12.4 The Classical Linear Model
Comparing the Large Sample Model and the CLM
12.4.1 Part 1
- We say that in small samples, more needs be true of our data for OLS regression to “work.”
- What do we mean when we say “work”?
- If our goals are descriptive, how is a “working” estimator useful?
- If our goals are explanatory, how is a “working” estimator useful?
- If our goals are predictive, are the requirements the same?
- What do we mean when we say “work”?
12.4.2 Part 2
- Suppose that you’re interested in understanding how subsidized school meals benefit under-resourced students in San Francisco East Bay region.
- Using the tools from DATASCI 201, refine this question to a data science question.
- Suppose that there exists two possible data sources to answer the question you have formed:
- A large amount (e.g. 10,000 data points) of individual-level data about income, nutrition and test scores, self-reported by individual families who have opted in to the study.
- A relatively smaller amount (e.g. 500 data points) of Government data about school district characteristics, including district-level college achievement; county-level home prices, and state-level tax receipts.
- A large amount (e.g. 10,000 data points) of individual-level data about income, nutrition and test scores, self-reported by individual families who have opted in to the study.

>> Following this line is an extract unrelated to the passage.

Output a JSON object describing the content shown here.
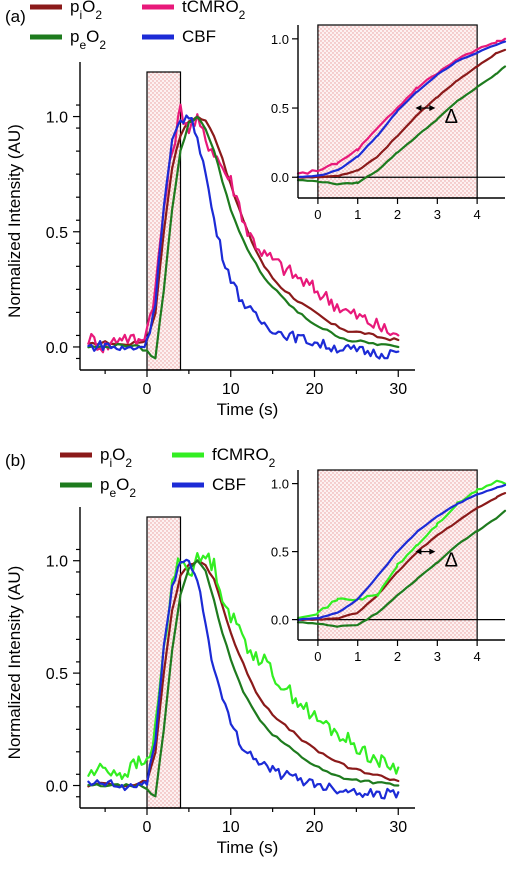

- What are the tradeoffs to using one or the other data source?
12.4.3 Part 3
- Suppose you elect to use the relatively larger sample of individual-level data.
- Which of the large-sample assumptions do you expect are valid, and which are problematic?

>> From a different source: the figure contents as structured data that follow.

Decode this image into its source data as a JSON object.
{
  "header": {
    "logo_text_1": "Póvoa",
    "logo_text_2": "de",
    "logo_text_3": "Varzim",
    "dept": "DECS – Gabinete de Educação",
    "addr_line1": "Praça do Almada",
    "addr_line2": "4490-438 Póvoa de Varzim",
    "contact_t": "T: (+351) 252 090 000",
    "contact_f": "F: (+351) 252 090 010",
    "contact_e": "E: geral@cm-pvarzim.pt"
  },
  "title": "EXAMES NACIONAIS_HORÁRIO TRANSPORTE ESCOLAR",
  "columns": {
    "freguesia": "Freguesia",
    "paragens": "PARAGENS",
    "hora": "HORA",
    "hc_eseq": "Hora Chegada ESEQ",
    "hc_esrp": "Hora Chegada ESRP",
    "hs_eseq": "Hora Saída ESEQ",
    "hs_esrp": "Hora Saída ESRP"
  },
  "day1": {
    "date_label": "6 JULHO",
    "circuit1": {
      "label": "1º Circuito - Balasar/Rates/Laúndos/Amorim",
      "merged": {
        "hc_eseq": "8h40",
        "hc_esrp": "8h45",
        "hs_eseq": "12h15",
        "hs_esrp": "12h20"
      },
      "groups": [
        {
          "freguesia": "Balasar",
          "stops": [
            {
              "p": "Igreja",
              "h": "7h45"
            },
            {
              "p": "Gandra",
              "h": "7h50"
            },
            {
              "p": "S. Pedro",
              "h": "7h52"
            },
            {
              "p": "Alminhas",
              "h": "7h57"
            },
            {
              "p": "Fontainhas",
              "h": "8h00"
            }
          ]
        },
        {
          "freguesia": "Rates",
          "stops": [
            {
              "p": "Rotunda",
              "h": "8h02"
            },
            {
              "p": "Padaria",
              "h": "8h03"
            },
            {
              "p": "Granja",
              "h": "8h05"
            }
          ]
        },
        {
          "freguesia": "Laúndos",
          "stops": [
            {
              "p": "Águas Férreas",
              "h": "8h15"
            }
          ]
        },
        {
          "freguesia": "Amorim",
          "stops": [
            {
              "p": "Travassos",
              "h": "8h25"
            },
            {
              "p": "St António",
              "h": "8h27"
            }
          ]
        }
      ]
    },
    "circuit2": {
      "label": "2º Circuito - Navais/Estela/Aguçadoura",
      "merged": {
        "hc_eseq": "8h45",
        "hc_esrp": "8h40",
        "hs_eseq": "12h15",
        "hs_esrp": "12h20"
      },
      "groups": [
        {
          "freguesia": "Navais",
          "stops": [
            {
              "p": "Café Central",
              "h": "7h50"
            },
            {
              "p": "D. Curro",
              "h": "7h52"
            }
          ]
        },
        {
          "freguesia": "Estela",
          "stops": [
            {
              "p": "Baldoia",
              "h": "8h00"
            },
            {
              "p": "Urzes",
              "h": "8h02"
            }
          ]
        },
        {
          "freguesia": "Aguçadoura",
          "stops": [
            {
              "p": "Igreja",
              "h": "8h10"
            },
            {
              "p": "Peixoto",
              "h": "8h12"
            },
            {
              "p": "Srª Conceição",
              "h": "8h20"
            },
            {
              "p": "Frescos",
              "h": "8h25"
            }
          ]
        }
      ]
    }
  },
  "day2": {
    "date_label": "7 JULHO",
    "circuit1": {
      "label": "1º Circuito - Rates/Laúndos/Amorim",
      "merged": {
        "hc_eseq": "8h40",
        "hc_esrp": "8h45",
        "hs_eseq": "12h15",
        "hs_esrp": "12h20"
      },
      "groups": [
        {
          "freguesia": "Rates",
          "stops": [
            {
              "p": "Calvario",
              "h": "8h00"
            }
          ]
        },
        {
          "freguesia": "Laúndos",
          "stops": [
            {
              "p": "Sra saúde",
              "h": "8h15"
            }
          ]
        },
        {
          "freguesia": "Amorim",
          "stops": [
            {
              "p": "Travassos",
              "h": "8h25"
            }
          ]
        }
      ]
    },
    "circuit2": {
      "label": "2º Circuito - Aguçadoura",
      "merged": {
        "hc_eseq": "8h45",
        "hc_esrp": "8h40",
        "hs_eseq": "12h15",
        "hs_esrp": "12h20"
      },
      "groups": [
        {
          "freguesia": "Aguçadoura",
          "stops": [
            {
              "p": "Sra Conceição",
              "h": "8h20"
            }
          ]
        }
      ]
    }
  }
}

- Or, suppose that you elect to use the relatively smaller sample of school-district-level data.
- Which of the CLM assumptions do you expect are valid, and which do you expect are most problematic?
- What was the research question that you identified?
- What would a successful answer accomplish?
12.4.4 Part 4
- Which data source, the individual or the district-level, do you think is more likely to produce a successful answer?
12.4.5 Part 5
Problems with the CLM Requirements
There are five requirements for the CLM
- IID Sampling
- Linear Conditional Expectation
- No Perfect Collinearity
- Homoskedastic Errors
- Normally Distributed Errors
For each of these requirements:
- Identify one concrete way that the data might not satisfy the requirement.
- Identify what the consequence of failing to satisfy the requirement would be.
- Identify a path forward to satisfy the requirement.